If we look at the results of the above cell, we notice our first issue with this dataset. The date range from the days above shows January 1, 2021 as being the earliest recorded date when we can clearly see from the head output in the above cells that we have columns with dates going back into 2020. This must be because there is some inability to compare these date objects in the current dataframe accurately. Lets convert the dates into DateTime objects so we can figure out our actual date range, and manipulate and visualize our data better.

In [74]:
def dateToDateTime(date: str):
    split = date.split("/")
    month = int(split[0])
    day = int(split[1])
    year = int(split[2])
    return datetime.date(year, month, day)
    

def convertDateTime(df):
    datetimes = []
    for index,row in df.iterrows():
        date = df.at[index, "Report Date"]
        datetimes.append(dateToDateTime(date))
    
    df['DateTime'] = datetimes
    return df

covid_data = convertDateTime(covid_data)
covid_data.head()

Unnamed: 0,Report Date,FIPS,Locality,VDH Health District,Total Cases,Hospitalizations,Deaths,DateTime
0,03/17/2020,51001,Accomack,Eastern Shore,0,0,0,2020-03-17
1,03/17/2020,51003,Albemarle,Thomas Jefferson,0,0,0,2020-03-17
2,03/17/2020,51005,Alleghany,Alleghany,0,0,0,2020-03-17
3,03/17/2020,51007,Amelia,Piedmont,0,0,0,2020-03-17
4,03/17/2020,51009,Amherst,Central Virginia,0,0,0,2020-03-17


With the new DateTime column added, lets check to see what our actual date range looks like for this dataset.

In [72]:
printMinMax(covid_data, "DateTime")

Oldest entry:  2020-03-17
Most recent entry:  2022-05-04


Now we have a column with dates that we can actually compare in our data analysis. We can see that our data's report dates span from March 2020 to May 2022. Lets see what counties we have, how many dates are recorded, and see if each county has a report for each date.

In [73]:
# Get a list of the unique counties
counties = covid_data["Locality"].unique()
# Display how many unique counties are in our dataset
print("There are ",len(counties)," unique counties")

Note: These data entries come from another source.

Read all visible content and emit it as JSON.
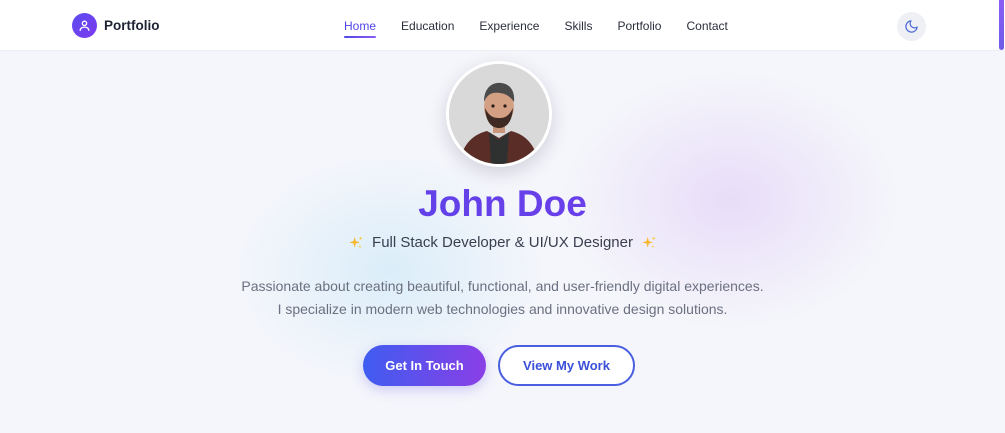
{
  "brand": {
    "name": "Portfolio",
    "logo_icon": "user-icon"
  },
  "nav": {
    "items": [
      {
        "label": "Home",
        "active": true
      },
      {
        "label": "Education",
        "active": false
      },
      {
        "label": "Experience",
        "active": false
      },
      {
        "label": "Skills",
        "active": false
      },
      {
        "label": "Portfolio",
        "active": false
      },
      {
        "label": "Contact",
        "active": false
      }
    ],
    "theme_toggle_icon": "moon-icon"
  },
  "hero": {
    "name": "John Doe",
    "tagline": "Full Stack Developer & UI/UX Designer",
    "sparkle_icon": "sparkles-icon",
    "bio_lines": [
      "Passionate about creating beautiful, functional, and user-friendly digital experiences.",
      "I specialize in modern web technologies and innovative design solutions."
    ],
    "primary_button": "Get In Touch",
    "secondary_button": "View My Work"
  },
  "colors": {
    "accent": "#4f46e5",
    "accent_purple": "#7c3aed",
    "text_dark": "#1d2333",
    "text_muted": "#6b7080",
    "background": "#f5f6fb"
  }
}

# Figure out how many unique dates we have data for
dates = covid_data["DateTime"].unique()
# Display how many unique dates we have
print("There are ",len(dates)," unique dates")

# Get the number of rows containing each unique date in our dataset
date_counts = covid_data["Report Date"].value_counts()
unique_dates = date_counts.unique()
# Display the unique date count values
print("Each date has ",unique_dates[0]," unique entries")

There are  133  unique counties
There are  779  unique dates
Each date has  133  unique entries


This above cell gives us a lot of great information. We now know that we have 133 Virginia counties whose COVID reporting data is in this dataset. We also know that each of the 133 counties has reported COVID data for each of the 779 dates recorded in this table. With this information, we can now move onto visualizing our data.

## Exploratory Data Analysis

Now that we know a bit more about our dataset and have made some slight modifications to make it more manipulatable, lets try to visualize our COVID data.